The CRISPR-Cas9 technology, the so called “gene scissors” which allow for targeted genome-editing, is subject to a patent dispute between two research teams lead by Jennifer Doudna at UC Berkeley and Emanuelle Charpentier then at the University of Vienna on one hand, and Feng Zhang’s lab at the Broad Institute and MIT on the other. At stake are the fundamental rights to the CRISPR technology, which may very well be the greatest, and most profitable, advance in biotechnology of this decade.
The battle has taken an unexpected turn in the US, where the Patent Trial and Appeals Board (the PTAB) of the USPTO on the 15th of February 2017 issued their decision stating that there is no interference-in-fact between several patents and patent applications owned by the Broad Institute and applications owned by UC Berkeley. In the decision, PTAB writes that “Broad has persuaded us that the parties claim patentably distinct subject matter” and “Broad provided sufficient evidence to show that its claims, which are all limited to CRISPR-Cas9 systems in a eukaryotic environment, are not drawn to the same invention as UC’s claims, which are all directed to CRISPR-Cas9 systems not restricted to any environment.” Thus, the PTAB decided in Broad’s favor.
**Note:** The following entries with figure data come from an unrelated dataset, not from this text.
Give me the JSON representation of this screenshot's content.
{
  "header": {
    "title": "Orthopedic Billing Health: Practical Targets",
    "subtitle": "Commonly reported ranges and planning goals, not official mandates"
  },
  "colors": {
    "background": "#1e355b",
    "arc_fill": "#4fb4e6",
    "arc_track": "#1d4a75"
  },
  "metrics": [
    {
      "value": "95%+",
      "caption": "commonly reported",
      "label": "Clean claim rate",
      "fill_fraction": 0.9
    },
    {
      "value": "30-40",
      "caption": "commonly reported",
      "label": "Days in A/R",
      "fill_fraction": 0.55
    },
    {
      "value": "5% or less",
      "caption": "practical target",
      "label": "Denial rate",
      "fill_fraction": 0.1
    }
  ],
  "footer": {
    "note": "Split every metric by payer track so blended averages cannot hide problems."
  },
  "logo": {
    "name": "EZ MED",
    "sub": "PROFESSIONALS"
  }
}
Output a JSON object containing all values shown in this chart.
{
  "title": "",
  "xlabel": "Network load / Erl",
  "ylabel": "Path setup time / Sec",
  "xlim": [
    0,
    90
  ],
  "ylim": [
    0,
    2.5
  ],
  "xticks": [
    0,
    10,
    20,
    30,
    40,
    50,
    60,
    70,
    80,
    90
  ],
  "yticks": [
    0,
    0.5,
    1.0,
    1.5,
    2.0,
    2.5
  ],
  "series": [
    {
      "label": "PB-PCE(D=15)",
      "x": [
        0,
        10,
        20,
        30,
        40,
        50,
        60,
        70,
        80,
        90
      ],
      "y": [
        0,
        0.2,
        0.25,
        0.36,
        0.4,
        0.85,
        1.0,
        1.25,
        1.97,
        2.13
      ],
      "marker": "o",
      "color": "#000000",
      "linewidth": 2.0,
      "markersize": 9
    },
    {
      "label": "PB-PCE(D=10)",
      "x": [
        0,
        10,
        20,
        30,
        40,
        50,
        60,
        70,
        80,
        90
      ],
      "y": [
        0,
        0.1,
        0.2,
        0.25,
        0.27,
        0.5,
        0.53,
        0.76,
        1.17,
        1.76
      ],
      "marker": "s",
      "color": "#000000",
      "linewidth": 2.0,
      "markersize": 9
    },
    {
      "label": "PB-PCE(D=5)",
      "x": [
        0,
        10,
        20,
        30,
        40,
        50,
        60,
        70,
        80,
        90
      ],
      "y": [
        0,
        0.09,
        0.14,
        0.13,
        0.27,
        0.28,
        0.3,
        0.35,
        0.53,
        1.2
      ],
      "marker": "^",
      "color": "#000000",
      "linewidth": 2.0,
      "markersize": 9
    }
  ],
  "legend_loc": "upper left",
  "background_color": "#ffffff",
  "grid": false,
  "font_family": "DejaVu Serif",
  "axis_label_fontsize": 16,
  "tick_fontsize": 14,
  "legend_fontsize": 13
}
The decision neither cancels nor finally refuses either parties’ claims and therefore both parties are allowed to freely license and assert their right to any third party.
The background of the dispute is that the Broad Institute has received 13 patents on different aspects of the CRISPR technology since 2014, but the UC Berkeley team believes that they alone deserve patent rights to some core technology based on their earlier work.
UC Berkeley filed their first patent application on March 15, 2013 claiming priority from May 2012. They described genetically modified cells that produce the Cas9-enzyme, which is required for working the CRISPR technology, and the use of CRISPR-Cas9 in any setting and cell type.
In October 2013 the Broad team filed their patent application claiming priority from December 2012. The application described adaptations of the CRISPR technology to eukaryotic cells. Broad team requested accelerated examination which resulted in that they obtained 13 granted patents, including the original CRISPR patent, with claims to (very profitable) eukaryotic applications of the technology, even though the UC Berkeley team having earlier date of invention and earlier filing date still has not received any granted patent rights.
UC Berkeley attempted to speed up the prosecution proceedings before the USPTO and finally resorted to intentionally amending the claims in their application in order to achieve an overlap between the claim scope of their earlier filed application and Broad’s granted patents and pending applications. This in turn resulted in the instigation of Interference proceedings before the USPTO in order to determine which team was first to invent the revolutionary technology and thus had the right to obtain patent protection.
On the 6th of December 2016, long after filing the written arguments, both parties were allowed about 40 minutes to orally present their arguments. Broad argued that the adaptation of the technology to eukaryotic cells was an invention in itself, while the UC Berkeley team held that Zhang’s adaptation of the technology to eukaryote systems was obvious and could have been done by a person skilled in the art of biotechnology based on the work of Doudna and Charpentier.
After almost two (long) months of waiting, the PTAB has now issued their decision meaning that Broad’s patents are not hindered by the UC Berkeley application.
The UC Berkeley team maintains that the Broad Institute’s patents are not patentably distinct from Doudna’s and Charpentier’s invention and have issued a statement that they are considering all options for possible next steps in this legal process, including the possibility of an appeal of the PTAB’s decision.